Biz de, böyle inanıyoruz. Tesavvuf büyüklerini bunun için seviyoruz. Allahü teâlânın sevdiği Velîlerin yanına onun için üşüşüyoruz. Onları bunun için övüyoruz. Böyle yapanlara, niçin müşrik diyor anlıyamıyoruz.
23 –(Feth-ul-mecîd) kitâbının, dörtyüzonbeşinci sahîfesinde, (Kasîde-i bürde, büyük câhillikdir. Yalnız Peygamberlerin koruması ile necât olurmuş. Bu kasîde, Kitâba ve Sünnete karşı gelmekdedir. Bu kasîdeyi Kur’ândan üstün tutuyorlar) diyor.

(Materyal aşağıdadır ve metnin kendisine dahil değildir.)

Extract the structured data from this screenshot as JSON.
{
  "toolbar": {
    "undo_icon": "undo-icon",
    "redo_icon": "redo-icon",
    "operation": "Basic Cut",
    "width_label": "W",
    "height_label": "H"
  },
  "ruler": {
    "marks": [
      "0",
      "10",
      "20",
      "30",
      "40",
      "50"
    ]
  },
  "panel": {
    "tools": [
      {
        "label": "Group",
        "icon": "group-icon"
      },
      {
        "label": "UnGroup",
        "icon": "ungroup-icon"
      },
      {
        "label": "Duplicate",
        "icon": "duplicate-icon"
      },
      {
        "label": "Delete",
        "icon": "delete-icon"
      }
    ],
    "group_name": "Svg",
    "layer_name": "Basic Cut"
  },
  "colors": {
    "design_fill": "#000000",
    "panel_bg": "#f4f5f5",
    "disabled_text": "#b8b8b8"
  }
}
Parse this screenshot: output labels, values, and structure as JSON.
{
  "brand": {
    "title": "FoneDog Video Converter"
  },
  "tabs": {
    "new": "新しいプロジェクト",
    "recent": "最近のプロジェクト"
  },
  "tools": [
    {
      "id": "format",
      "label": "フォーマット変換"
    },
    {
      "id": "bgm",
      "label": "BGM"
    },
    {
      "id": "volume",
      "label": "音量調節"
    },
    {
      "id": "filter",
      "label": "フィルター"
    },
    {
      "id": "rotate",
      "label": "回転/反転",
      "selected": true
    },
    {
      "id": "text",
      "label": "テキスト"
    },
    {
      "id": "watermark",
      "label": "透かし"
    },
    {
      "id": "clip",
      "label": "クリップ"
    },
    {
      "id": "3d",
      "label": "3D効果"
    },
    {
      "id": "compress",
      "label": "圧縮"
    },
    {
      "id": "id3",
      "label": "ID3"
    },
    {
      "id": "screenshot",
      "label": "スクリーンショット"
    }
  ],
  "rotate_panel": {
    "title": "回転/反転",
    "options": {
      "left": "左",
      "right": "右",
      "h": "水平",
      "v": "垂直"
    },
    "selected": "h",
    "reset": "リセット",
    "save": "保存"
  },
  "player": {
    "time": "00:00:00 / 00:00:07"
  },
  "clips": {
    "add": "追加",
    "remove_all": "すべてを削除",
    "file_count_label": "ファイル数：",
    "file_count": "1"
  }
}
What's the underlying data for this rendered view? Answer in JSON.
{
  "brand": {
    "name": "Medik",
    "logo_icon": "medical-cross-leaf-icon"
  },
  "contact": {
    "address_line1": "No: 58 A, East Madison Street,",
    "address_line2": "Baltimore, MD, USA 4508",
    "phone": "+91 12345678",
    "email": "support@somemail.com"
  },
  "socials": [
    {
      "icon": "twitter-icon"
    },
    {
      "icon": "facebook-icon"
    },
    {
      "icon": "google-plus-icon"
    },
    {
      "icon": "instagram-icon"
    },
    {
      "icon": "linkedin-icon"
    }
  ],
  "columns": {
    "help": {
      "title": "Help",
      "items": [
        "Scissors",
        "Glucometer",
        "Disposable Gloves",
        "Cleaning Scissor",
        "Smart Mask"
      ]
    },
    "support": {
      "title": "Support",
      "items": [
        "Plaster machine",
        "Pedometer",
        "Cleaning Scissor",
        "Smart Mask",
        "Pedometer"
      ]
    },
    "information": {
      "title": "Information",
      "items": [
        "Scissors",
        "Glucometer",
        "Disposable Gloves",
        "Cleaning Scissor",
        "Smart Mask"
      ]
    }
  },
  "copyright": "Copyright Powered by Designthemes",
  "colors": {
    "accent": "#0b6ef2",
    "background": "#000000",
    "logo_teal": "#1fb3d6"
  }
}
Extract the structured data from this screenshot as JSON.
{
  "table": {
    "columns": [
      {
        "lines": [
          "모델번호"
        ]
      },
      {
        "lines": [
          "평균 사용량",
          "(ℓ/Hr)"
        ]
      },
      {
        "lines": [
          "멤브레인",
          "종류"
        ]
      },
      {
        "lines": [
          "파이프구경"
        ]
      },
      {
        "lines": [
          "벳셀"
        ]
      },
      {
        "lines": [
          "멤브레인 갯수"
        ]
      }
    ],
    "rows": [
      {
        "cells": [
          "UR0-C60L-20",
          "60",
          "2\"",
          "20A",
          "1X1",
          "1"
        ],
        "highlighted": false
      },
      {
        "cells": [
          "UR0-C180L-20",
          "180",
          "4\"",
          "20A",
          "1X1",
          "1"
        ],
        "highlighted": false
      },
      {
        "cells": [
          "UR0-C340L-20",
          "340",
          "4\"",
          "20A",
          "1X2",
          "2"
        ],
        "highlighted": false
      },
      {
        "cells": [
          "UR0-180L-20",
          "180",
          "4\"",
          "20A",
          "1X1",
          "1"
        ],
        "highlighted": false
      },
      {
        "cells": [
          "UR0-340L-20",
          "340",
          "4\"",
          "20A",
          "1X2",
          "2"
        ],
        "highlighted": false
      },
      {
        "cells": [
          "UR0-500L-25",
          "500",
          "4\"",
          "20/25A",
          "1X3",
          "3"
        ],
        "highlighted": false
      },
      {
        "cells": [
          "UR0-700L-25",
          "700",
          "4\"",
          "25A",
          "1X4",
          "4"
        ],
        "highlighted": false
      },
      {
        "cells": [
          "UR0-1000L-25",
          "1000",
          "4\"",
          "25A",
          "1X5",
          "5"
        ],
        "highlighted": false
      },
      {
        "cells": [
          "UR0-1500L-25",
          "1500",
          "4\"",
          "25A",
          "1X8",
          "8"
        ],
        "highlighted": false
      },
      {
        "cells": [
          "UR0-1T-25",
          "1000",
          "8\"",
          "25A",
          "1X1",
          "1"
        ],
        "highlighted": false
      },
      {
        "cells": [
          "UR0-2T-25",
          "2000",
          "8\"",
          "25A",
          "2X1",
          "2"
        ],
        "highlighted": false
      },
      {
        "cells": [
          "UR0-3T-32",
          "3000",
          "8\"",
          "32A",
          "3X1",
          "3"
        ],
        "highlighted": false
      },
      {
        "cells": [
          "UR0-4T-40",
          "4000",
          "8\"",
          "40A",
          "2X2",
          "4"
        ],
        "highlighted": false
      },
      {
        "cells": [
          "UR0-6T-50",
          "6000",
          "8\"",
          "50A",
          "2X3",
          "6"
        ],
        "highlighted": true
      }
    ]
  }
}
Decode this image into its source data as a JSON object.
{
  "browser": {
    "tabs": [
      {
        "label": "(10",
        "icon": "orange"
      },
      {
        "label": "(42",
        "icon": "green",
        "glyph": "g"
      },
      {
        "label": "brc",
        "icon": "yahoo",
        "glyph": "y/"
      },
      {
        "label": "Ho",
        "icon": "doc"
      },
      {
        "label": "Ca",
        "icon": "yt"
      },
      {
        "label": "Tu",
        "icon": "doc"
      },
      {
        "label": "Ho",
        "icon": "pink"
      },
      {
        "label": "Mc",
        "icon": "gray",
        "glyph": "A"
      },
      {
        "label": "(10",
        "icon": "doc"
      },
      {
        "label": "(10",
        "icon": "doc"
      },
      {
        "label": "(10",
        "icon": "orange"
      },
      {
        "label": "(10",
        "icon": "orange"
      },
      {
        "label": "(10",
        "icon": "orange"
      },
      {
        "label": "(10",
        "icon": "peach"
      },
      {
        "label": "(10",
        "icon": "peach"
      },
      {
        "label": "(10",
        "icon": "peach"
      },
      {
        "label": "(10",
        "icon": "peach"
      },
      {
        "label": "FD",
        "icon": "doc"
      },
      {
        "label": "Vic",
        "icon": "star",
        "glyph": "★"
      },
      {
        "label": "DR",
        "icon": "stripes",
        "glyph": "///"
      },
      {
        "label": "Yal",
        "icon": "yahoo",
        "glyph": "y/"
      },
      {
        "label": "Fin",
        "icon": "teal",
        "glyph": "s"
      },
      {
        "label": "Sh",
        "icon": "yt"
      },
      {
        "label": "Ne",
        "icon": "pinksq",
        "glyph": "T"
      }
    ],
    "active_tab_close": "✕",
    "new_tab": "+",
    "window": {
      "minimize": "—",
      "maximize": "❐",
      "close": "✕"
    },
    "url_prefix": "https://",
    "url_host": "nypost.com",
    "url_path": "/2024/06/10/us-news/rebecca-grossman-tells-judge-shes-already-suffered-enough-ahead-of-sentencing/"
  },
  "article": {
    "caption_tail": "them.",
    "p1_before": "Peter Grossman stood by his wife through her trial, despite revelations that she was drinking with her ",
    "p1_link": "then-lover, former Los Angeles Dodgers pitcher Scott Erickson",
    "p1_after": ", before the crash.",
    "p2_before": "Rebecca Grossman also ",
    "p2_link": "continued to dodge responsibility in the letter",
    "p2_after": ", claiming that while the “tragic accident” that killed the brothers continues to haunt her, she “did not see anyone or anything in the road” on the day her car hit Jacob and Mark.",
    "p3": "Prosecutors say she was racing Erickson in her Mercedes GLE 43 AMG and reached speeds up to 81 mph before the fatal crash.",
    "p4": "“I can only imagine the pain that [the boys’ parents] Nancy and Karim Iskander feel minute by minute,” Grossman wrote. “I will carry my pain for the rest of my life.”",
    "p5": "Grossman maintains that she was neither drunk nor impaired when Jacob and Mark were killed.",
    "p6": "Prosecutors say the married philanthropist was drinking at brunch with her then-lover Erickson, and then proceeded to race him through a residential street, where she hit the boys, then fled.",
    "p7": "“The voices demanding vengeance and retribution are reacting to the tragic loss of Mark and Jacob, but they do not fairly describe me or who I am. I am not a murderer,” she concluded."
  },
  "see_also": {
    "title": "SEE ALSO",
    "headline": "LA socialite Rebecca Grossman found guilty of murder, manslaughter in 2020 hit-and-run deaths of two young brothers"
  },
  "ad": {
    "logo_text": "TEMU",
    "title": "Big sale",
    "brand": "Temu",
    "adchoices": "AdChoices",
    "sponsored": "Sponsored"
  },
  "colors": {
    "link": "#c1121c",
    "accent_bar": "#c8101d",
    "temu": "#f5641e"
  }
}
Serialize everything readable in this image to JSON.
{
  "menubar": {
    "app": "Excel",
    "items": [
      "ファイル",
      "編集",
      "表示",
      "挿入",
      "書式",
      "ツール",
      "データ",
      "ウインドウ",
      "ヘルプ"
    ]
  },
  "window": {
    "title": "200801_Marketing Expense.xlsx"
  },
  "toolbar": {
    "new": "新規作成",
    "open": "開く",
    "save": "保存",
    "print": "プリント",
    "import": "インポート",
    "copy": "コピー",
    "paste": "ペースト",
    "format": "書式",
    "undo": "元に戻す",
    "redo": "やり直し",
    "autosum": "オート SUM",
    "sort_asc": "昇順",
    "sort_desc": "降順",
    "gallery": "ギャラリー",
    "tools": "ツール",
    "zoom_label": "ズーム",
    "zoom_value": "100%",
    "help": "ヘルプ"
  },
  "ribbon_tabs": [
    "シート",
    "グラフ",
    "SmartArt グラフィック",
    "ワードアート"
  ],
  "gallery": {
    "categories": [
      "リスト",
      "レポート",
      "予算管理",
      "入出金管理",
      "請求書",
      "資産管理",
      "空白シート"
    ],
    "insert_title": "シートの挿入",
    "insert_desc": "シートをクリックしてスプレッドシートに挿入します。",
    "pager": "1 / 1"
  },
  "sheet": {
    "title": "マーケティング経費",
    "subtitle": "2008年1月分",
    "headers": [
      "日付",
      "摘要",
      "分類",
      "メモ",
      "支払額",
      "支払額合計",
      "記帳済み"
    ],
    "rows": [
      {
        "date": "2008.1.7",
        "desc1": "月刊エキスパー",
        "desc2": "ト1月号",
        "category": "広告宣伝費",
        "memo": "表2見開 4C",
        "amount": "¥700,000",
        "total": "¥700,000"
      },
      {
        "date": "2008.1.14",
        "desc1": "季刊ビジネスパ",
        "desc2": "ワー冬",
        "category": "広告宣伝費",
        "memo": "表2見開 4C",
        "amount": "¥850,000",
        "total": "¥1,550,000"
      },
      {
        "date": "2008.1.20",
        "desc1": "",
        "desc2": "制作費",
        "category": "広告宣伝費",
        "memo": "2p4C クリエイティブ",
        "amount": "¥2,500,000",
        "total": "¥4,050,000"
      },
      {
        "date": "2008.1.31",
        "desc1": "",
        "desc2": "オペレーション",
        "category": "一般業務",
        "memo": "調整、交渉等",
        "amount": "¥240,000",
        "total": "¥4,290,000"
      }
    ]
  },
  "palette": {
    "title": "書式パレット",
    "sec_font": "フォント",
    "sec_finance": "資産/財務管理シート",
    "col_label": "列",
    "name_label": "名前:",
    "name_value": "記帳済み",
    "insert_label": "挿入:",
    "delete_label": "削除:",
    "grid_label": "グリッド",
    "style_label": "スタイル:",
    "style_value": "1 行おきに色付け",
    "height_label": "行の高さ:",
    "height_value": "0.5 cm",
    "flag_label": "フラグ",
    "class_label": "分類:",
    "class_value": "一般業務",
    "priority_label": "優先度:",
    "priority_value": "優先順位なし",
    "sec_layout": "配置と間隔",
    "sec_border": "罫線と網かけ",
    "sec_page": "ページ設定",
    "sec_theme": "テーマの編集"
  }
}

Kitâbının önsözünde, (Sü’ûd torunu Abdül’Azîz[1] tevhîdi yeniledi. Arabistân yarım adasına sulh ve emniyet getirdi. Oğlu Sü’ûd da, geçmişlerinin yoluna hayât verdi. Hulefâ-i râşidînin yolunu açdı) diyor. Sü’ûd oğullarının kılınclarının keskin olmasına düâ ediyor. Yunanistanda, Atinanın en lüks otellerinde, yüzlerce gayr-ı meşrû’ câriye ile, Yunan kızları arasında, yıllarca sefâhet, içki ve fuhş âlemleri sürerek 1384 [m. 1964] de zevk, safâ, işret içinde ölen Sü’ûdü ve dedelerini övmek için (hayât verdi, yol açdı) gibi medhiyeler söylemesi, ondan yardım dilemesi şirk, suç olmıyor da, imâm-ı Busayrînin “rahime-hullahü teâlâ”, Allahü teâlânın sevgili Peygamberini “sallallahü teâlâ aleyhi ve sellem” övmesi, o yüce Peygamberi, mahlûkların en yüksek derecesine çıkarması, (Her istediğini vereceğim) müjdesi ile şereflenmiş olan o en yüksek Peygamberden yardım ve şefâ’at istemesi, suç ve şirk oluyormuş. Utanmadan bu yazıları, din kitâbı diyerek müslimânların önüne sürmekdedir. Gençleri aldatmak, mezhebsiz yapmak için, islâm âlimlerine, müslimânların gözbebeklerine, müşrik, sapık demekden hayâ duymamakdadır. İmâm-ı Rabbânînin “rahime-hullahü teâlâ” birinci cild, kırkdördüncü mektûbda bildirdiği hadîs-i şerîflerde, Resûlullahın kendi yüksek makâmını anlatmasına, acaba ne diyecekdir. Peygamberlerin seyyidi, gelmiş gelecek, bütün insanların en üstünü olduğunu bildirdiği için, o şerefli Peygambere “sallallahü teâlâ aleyhi ve sellem” de, (hâşâ) kirli kalemini bulaşdırmak küstahlığını mı yapacak? Bu konuda, onüçüncü maddede geniş bilgi verildi. Lütfen o maddeyi de okuyunuz!
24 – Bu vehhâbî kitâbının dörtyüzonaltıncı sahîfesinde, (İbrahîm Neha’î, Allahü teâlâya, sonra sana sığınırım demek câiz olur dedi ise de, bu söz diri ve hâzır olup birşey yapmağa gücü yeten ve sebeb olan kimse için söylenir. Ölüler his etmez, duymaz, fâide ve zarar yapmağa güçleri yokdur.
—
[1] Abdül’Azîz bin Abdürrahmân bin Faysal 1372 [m. 1953] de öldü.